Genistein Inhibits Aβ25-35-Induced Synaptic Toxicity and Regulates CaMKII/CREB Pathway in SH-SY5Y Cells

Genistein (Gen), as a functional food in human diet, has shown many beneficial effects on neurodegenerative diseases such as Alzheimer's disease (AD). But the neuroprotective mechanism of Gen is not clear. Because synaptic failure is considered as the earliest phase in the pathogenesis of AD, we try to validate our hypothesis that synapse may be one target of Gen on protecting neurons.

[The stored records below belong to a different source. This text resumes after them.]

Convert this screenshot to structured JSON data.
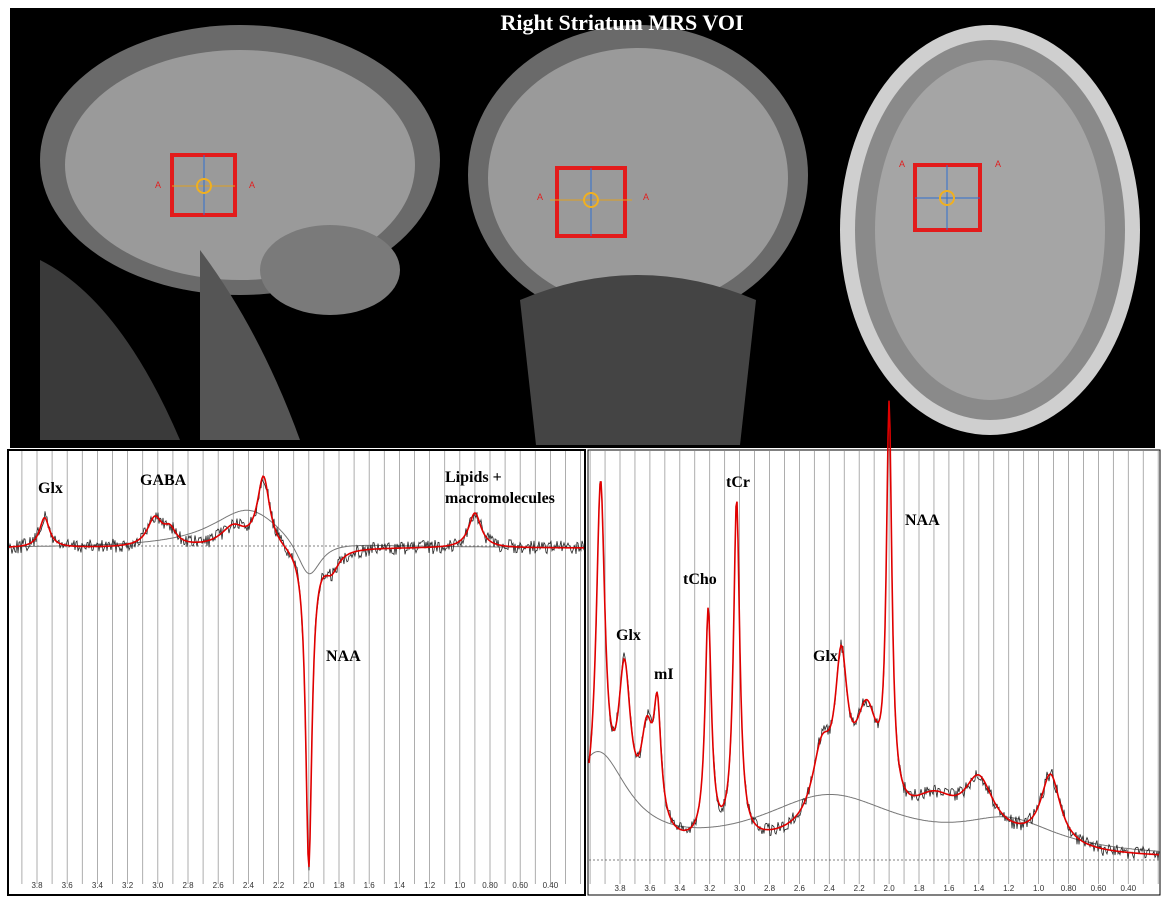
{
  "title": "Right Striatum MRS VOI",
  "mri_views": [
    {
      "markers": [
        "A",
        "A"
      ]
    },
    {
      "markers": [
        "A",
        "A"
      ]
    },
    {
      "markers": [
        "A",
        "A"
      ]
    }
  ],
  "spectra": [
    {
      "peak_labels": [
        "Glx",
        "GABA",
        "Lipids +",
        "macromolecules",
        "NAA"
      ],
      "ppm_ticks": [
        "3.8",
        "3.6",
        "3.4",
        "3.2",
        "3.0",
        "2.8",
        "2.6",
        "2.4",
        "2.2",
        "2.0",
        "1.8",
        "1.6",
        "1.4",
        "1.2",
        "1.0",
        "0.80",
        "0.60",
        "0.40"
      ]
    },
    {
      "peak_labels": [
        "Glx",
        "mI",
        "tCho",
        "tCr",
        "Glx",
        "NAA"
      ],
      "ppm_ticks": [
        "3.8",
        "3.6",
        "3.4",
        "3.2",
        "3.0",
        "2.8",
        "2.6",
        "2.4",
        "2.2",
        "2.0",
        "1.8",
        "1.6",
        "1.4",
        "1.2",
        "1.0",
        "0.80",
        "0.60",
        "0.40"
      ]
    }
  ]
}
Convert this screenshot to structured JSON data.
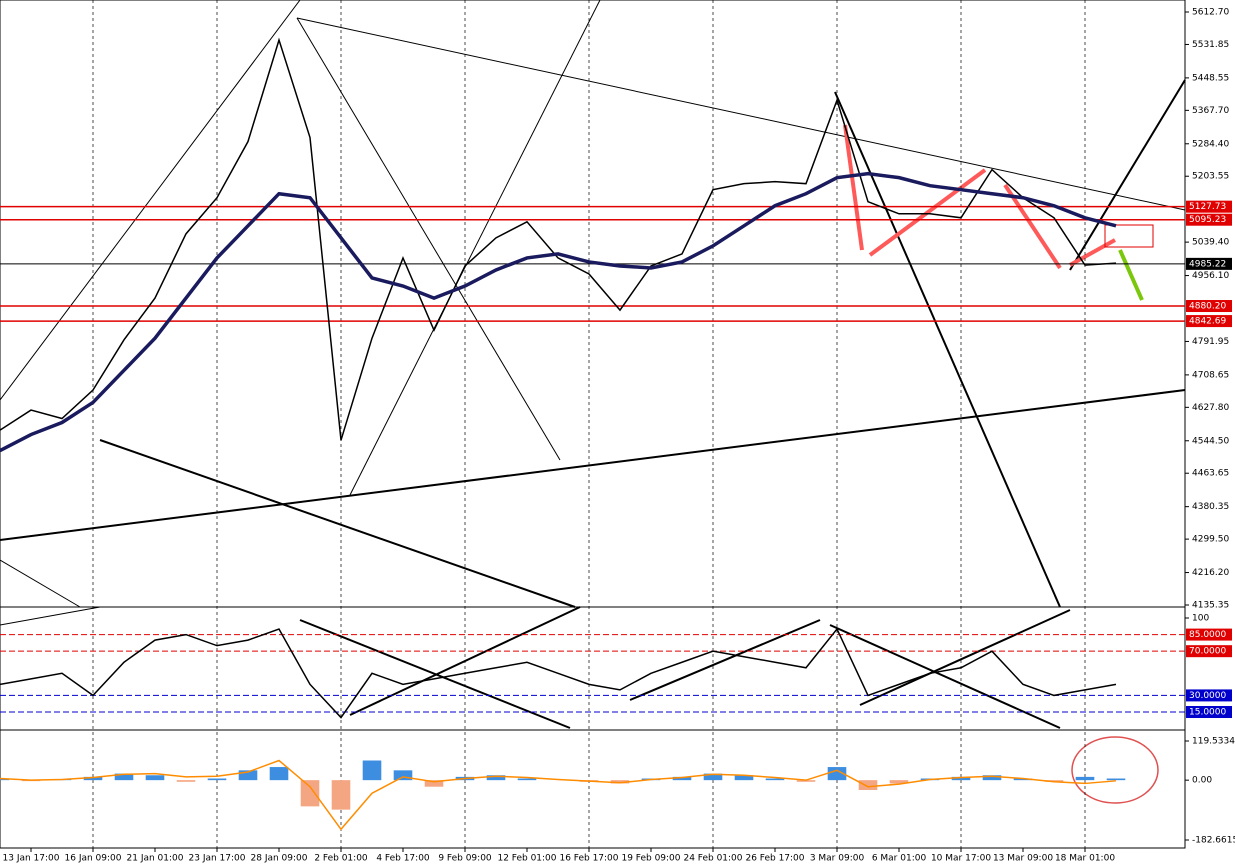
{
  "chart_data": [
    {
      "type": "line",
      "categories": [
        null,
        "13 Jan 17:00",
        null,
        "16 Jan 09:00",
        null,
        "21 Jan 01:00",
        null,
        "23 Jan 17:00",
        null,
        "28 Jan 09:00",
        null,
        "2 Feb 01:00",
        null,
        "4 Feb 17:00",
        null,
        "9 Feb 09:00",
        null,
        "12 Feb 01:00",
        null,
        "16 Feb 17:00",
        null,
        "19 Feb 09:00",
        null,
        "24 Feb 01:00",
        null,
        "26 Feb 17:00",
        null,
        "3 Mar 09:00",
        null,
        "6 Mar 01:00",
        null,
        "10 Mar 17:00",
        null,
        "13 Mar 09:00",
        null,
        "18 Mar 01:00",
        null
      ],
      "series": [
        {
          "color": "#000000",
          "values": [
            4571,
            4621,
            4600,
            4671,
            4796,
            4900,
            5060,
            5150,
            5290,
            5543,
            5300,
            4546,
            4800,
            5000,
            4820,
            4980,
            5050,
            5090,
            5000,
            4960,
            4870,
            4980,
            5010,
            5170,
            5185,
            5190,
            5185,
            5393,
            5140,
            5110,
            5110,
            5100,
            5220,
            5150,
            5100,
            4982,
            4987
          ]
        },
        {
          "color": "#1a1a5e",
          "values": [
            4520,
            4560,
            4590,
            4640,
            4720,
            4800,
            4900,
            5000,
            5080,
            5160,
            5150,
            5050,
            4950,
            4930,
            4900,
            4930,
            4970,
            5000,
            5010,
            4990,
            4980,
            4975,
            4990,
            5030,
            5080,
            5130,
            5160,
            5200,
            5210,
            5200,
            5180,
            5170,
            5160,
            5150,
            5130,
            5100,
            5080
          ]
        }
      ],
      "ylim": [
        4135.35,
        5612.7
      ],
      "yticks": [
        {
          "value": 5612.7,
          "label": "5612.70"
        },
        5531.85,
        5448.55,
        {
          "value": 5367.7,
          "label": "5367.70"
        },
        {
          "value": 5284.4,
          "label": "5284.40"
        },
        5203.55,
        {
          "value": 5039.4,
          "label": "5039.40"
        },
        {
          "value": 4956.1,
          "label": "4956.10"
        },
        4791.95,
        4708.65,
        {
          "value": 4627.8,
          "label": "4627.80"
        },
        {
          "value": 4544.5,
          "label": "4544.50"
        },
        4463.65,
        4380.35,
        {
          "value": 4299.5,
          "label": "4299.50"
        },
        {
          "value": 4216.2,
          "label": "4216.20"
        },
        4135.35
      ],
      "levels": [
        {
          "value": 5127.73,
          "label": "5127.73",
          "color": "#e00000"
        },
        {
          "value": 5095.23,
          "label": "5095.23",
          "color": "#e00000"
        },
        {
          "value": 4985.22,
          "label": "4985.22",
          "color": "#000000"
        },
        {
          "value": 4880.2,
          "label": "4880.20",
          "color": "#e00000"
        },
        {
          "value": 4842.69,
          "label": "4842.69",
          "color": "#e00000"
        }
      ],
      "grid": true
    },
    {
      "type": "line",
      "series": [
        {
          "color": "#000000",
          "values": [
            40,
            45,
            50,
            30,
            60,
            80,
            85,
            75,
            80,
            90,
            40,
            10,
            50,
            40,
            45,
            50,
            55,
            60,
            50,
            40,
            35,
            50,
            60,
            70,
            65,
            60,
            55,
            90,
            30,
            40,
            50,
            55,
            70,
            40,
            30,
            35,
            40
          ]
        }
      ],
      "ylim": [
        0,
        100
      ],
      "yticks": [
        100
      ],
      "levels": [
        {
          "value": 85,
          "label": "85.0000",
          "color": "#e00000"
        },
        {
          "value": 70,
          "label": "70.0000",
          "color": "#e00000"
        },
        {
          "value": 30,
          "label": "30.0000",
          "color": "#0000cc"
        },
        {
          "value": 15,
          "label": "15.0000",
          "color": "#0000cc"
        }
      ]
    },
    {
      "type": "histogram",
      "values": [
        5,
        -3,
        2,
        10,
        20,
        15,
        -5,
        5,
        30,
        40,
        -80,
        -90,
        60,
        30,
        -20,
        10,
        15,
        5,
        0,
        -5,
        -10,
        5,
        10,
        20,
        15,
        5,
        -5,
        40,
        -30,
        -10,
        5,
        10,
        15,
        5,
        -5,
        10,
        5
      ],
      "positive_color": "#3d8ee0",
      "negative_color": "#f4a582",
      "series": [
        {
          "color": "#ff8c00",
          "values": [
            5,
            0,
            2,
            8,
            18,
            20,
            10,
            12,
            25,
            60,
            -20,
            -150,
            -40,
            10,
            -5,
            5,
            12,
            8,
            2,
            -3,
            -8,
            2,
            8,
            18,
            15,
            8,
            0,
            30,
            -20,
            -12,
            2,
            8,
            12,
            5,
            -5,
            -10,
            -2
          ]
        }
      ],
      "ylim": [
        -182.6615,
        119.5334
      ],
      "yticks": [
        119.5334,
        {
          "value": 0,
          "label": "0.00"
        },
        -182.6615
      ]
    }
  ]
}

In this study, SH-SY5Y cells were pre-incubated with or without Gen for 2 h followed by the incubation with A beta 25-35 (25 mu mol/L) for another 24 h. Flow cytometry, Western Blots, and RT-PCR analysis were used to test the synaptic factors. The data showed that Gen pre-treatment could reverse the A beta 25-35-induced down-regulation of synaptophysin and postsynaptic marker postsynaptic density-95. In addition, the down-regulation of NR1 and NR2B induced by A beta 25-35 which are subunits of N-methyl-d-aspartate receptor also could be antagonized by pre-treatment of Gen. Moreover, the factors of CaMKII/CREB signaling pathway were detected. The results showed that mRNA and protein expressions of (Ca2+)/calmodulin(CaM), CaMKII/pCaMKII, and CREB/pCREB were significantly down-regulated by A beta 25-35, but they were all restored by the pre-treatment of Gen. Furthermore, Gen also maintained the intracellular Ca2+ concentration which was disturbed by A beta 25-35. In conclusion, these results suggested that Gen could protect synaptic dysfunction induced by A beta, and the mechanism might be associated with the regulation of synaptic markers and Ca2+ level through activating CaM/CaMK/CREB signaling pathway.